US Senate increases pressure on Argentinian government to apprehend 1994 AMIA bombing suspects
On Friday, the US imposed financial sanctions on Salman Raouf Salman, a Hezbollah leader suspected of masterminding the attack
A US Senate resolution has increased the pressure on the Argentine government to press on with its investigation and apprehend the suspects of the 1994 bombing of the Argentine Israelite Mutual Association (AMIA) Jewish Community Centre in Buenos Aires, which killed 85 people and wounded more than 300 others.
The Hezbollah group and Iranian officials are suspected to be behind the attack, the deadliest in Argentina’s history, though both have denied any responsibility.
The resolution comes as United States on Friday imposed financial sanctions on Salman Raouf Salman, a Hezbollah leader suspected of masterminding the attack.
The US Treasury sanctioned Salman for acting for or on behalf of Hezbollah, while the State Department is offering a $7 million reward for information on his location.
Salman "coordinated a devastating attack in Buenos Aires, Argentina against the largest Jewish centre in South America 25 years ago and has directed terrorist operations in the Western Hemisphere for Hezbollah ever since," said Sigal Mandelker, the US Treasury's Under Secretary for Terrorism and Financial Intelligence.
Argentina is home to the largest Jewish community in Latin America and is the sixth largest in the world outside Israel.
On Thursday, on the 25th anniversary of the bombing, Argentina became the first Latin American country to deem Hezbollah a terrorist organisation, throwing the investigation into the attack, which is still ongoing, back into the spotlight.
The five former Iranian officials who are suspected to be behind the attack are able to travel internationally without impunity, the Senate resolution said.
“For 25 years, the investigation into the bombing has been stymied by international inaction, political interference, investigative misconduct and allegations of cover ups, including the removal of the federal judge in charge of the case in 2005 for “serious” irregularities in his handling of the case,” the resolution read.
The resolution made reference to Argentine special prosecutor Alberto Nisman, who was handling the investigation. He accused Cristina Elisabet Fernández de Kirchner, the President of Argentina at the time, of colluding with the Iranian government to cover up the terrorist attack.
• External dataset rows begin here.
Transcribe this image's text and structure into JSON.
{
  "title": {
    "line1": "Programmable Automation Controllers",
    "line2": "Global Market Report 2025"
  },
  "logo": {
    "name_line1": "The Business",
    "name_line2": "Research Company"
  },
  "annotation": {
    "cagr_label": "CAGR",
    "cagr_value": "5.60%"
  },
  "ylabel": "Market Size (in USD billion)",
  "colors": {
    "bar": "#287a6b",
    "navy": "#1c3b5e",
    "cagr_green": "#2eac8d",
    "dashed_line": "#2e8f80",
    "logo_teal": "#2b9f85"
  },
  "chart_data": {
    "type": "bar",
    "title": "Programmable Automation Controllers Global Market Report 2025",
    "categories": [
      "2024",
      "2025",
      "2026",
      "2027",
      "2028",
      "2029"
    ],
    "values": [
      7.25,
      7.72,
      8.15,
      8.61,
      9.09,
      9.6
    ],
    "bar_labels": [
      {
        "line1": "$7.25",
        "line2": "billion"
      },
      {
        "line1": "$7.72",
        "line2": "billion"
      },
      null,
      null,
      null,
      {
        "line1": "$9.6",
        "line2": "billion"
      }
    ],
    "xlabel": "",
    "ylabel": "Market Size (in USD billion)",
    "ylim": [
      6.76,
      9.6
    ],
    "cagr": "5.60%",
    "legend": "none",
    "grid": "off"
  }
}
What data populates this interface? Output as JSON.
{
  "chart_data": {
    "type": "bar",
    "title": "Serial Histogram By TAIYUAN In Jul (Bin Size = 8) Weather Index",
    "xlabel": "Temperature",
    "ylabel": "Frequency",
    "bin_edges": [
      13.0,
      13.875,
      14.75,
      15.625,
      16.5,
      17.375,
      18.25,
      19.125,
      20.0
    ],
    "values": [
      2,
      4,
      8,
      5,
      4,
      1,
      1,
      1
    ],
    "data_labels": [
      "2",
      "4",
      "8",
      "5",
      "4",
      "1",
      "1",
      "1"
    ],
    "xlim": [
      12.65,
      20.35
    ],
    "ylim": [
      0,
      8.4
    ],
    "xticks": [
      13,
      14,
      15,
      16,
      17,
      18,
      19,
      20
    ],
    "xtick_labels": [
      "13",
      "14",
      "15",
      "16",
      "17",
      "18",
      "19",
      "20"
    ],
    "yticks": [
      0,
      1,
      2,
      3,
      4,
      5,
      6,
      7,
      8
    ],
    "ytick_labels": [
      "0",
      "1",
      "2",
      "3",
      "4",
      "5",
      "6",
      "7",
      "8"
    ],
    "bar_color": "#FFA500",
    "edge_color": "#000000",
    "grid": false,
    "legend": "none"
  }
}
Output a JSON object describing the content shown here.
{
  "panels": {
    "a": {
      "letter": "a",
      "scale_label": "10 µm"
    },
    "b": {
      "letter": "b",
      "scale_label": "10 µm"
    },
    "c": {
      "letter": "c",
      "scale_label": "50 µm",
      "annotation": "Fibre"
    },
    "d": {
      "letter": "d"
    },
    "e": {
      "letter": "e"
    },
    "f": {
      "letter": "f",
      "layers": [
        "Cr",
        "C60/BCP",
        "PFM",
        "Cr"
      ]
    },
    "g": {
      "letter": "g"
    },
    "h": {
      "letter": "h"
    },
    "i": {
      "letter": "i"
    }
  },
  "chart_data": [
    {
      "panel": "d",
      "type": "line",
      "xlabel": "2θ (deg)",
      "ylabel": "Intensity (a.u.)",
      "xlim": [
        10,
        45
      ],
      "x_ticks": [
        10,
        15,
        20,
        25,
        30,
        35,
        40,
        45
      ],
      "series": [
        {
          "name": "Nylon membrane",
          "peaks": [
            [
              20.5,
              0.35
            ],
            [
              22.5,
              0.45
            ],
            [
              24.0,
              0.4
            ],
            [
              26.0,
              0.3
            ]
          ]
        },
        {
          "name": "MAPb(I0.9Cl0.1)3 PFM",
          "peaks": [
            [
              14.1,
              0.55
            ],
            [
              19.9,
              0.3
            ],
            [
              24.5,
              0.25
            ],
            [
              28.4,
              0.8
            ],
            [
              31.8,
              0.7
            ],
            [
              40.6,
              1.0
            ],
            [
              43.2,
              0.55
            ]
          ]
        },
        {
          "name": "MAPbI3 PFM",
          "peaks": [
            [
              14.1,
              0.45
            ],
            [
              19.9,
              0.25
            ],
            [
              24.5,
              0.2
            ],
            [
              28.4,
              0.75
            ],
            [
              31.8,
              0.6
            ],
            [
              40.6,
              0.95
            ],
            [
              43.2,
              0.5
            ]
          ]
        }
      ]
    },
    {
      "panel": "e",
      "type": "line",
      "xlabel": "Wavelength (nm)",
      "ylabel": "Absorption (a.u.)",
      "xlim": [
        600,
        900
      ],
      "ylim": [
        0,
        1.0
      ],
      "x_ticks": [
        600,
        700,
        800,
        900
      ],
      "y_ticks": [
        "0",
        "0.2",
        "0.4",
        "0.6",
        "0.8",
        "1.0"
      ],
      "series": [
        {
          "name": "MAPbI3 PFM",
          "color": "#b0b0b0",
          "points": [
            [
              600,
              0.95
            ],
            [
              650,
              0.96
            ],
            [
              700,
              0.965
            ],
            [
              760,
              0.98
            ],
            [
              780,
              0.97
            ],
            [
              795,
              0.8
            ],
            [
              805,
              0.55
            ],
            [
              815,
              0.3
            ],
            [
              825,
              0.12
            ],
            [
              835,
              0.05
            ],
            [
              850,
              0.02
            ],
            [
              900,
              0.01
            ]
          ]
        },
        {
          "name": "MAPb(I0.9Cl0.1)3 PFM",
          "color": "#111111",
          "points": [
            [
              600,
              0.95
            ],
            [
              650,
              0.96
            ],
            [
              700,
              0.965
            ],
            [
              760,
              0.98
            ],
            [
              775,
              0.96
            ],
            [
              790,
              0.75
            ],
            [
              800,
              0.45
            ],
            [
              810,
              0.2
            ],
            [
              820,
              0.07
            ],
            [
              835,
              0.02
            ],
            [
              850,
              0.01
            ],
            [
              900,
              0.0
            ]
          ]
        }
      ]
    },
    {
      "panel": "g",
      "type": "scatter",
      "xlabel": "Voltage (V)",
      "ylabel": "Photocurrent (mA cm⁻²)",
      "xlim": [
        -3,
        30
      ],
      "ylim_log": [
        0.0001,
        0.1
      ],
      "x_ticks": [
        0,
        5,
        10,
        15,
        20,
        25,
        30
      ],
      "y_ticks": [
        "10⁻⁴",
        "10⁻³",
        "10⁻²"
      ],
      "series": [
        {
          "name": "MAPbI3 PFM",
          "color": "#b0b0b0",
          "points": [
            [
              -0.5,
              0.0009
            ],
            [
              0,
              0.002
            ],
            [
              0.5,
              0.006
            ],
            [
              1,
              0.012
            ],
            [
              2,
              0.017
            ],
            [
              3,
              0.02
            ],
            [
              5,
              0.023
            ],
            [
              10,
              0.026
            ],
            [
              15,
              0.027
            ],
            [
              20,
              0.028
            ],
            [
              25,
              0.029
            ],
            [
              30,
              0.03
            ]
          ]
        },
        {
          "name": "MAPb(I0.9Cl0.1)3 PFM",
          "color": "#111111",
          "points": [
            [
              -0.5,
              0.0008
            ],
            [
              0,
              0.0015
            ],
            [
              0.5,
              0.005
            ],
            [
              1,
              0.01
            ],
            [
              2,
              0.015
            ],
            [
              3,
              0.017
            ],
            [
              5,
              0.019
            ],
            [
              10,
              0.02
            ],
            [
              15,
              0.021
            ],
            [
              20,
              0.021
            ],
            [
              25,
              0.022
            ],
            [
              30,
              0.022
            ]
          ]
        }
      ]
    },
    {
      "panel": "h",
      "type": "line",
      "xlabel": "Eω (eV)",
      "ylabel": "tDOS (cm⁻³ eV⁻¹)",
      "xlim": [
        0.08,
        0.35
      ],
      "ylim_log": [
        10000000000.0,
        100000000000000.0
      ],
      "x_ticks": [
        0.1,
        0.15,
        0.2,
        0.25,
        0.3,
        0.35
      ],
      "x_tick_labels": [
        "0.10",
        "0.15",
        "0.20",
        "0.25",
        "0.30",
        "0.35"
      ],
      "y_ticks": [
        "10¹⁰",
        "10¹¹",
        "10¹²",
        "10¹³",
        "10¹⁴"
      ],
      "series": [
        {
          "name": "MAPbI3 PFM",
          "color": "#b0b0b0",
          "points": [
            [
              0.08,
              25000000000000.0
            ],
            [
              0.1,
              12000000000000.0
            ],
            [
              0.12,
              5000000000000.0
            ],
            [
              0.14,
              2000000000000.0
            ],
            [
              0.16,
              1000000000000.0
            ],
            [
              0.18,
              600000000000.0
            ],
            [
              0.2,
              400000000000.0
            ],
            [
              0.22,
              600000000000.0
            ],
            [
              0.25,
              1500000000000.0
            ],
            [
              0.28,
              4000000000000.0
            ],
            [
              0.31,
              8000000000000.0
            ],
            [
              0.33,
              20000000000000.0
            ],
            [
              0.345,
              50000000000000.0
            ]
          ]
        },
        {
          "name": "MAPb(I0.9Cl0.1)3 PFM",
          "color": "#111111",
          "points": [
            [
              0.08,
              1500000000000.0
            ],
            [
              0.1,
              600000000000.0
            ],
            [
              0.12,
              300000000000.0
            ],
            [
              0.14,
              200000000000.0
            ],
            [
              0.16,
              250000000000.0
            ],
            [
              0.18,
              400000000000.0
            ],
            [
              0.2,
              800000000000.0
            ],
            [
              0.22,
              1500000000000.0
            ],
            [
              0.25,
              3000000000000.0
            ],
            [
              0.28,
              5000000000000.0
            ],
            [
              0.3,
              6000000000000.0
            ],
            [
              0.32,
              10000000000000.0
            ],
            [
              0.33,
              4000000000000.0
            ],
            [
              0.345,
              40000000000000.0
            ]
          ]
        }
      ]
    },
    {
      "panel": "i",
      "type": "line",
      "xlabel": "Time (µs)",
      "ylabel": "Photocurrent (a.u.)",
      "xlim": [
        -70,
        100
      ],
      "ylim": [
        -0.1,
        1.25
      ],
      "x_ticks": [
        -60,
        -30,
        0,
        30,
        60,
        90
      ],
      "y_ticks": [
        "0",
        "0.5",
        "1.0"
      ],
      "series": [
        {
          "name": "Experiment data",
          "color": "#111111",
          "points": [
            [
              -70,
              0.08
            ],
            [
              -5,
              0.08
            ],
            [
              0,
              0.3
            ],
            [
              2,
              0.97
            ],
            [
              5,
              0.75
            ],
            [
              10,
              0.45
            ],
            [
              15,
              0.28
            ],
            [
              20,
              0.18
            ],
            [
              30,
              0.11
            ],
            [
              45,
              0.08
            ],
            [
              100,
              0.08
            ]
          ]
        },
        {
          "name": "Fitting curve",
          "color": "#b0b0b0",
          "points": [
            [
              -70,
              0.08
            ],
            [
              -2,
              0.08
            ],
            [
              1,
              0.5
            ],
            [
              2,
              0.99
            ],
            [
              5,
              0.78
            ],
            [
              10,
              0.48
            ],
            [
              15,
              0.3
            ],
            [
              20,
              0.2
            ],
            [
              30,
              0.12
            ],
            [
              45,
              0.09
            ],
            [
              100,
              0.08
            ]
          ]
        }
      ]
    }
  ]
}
Nisman was found dead as a result of a gunshot wound in his head in his Buenos Aires apartment in January 2015, the day before he was due present his findings to a commission of the Argentine National Congress. In a trash can at the scene, police found a draft of a legal document, written by Nisman but never executed, clearing the way for Kirchner's arrest.
“Argentina may have designated Hezbollah but it remains clear it was backed by and masterminded by Iran," Toby Dershowitz, a senior vice president at the Foundation for Defence of Democracies told The National. "Iran is a member of Interpol and yet it continues to refuse to hand over the five former Iranian officials who have red notices akin to international arrest warrants in connection with their role in the AMIA bombing."
“Our research shows that these red notice holders, along with a couple of others that have international arrest warrants by Argentina, have travelled to 20 countries with impunity,” added Ms Dershowitz.
“My hope would be that this new focus on Argentina on deadliest bombing also leads to countries co-operating with Interpol and Argentina in apprehending those individuals with the red notices.”
She added that Argentinian officials are having conversations with officials from other Latin American countries about Hezbollah threat levels, which have been known to operate in the tri-border area of Argentina, Brazil and Paraguay.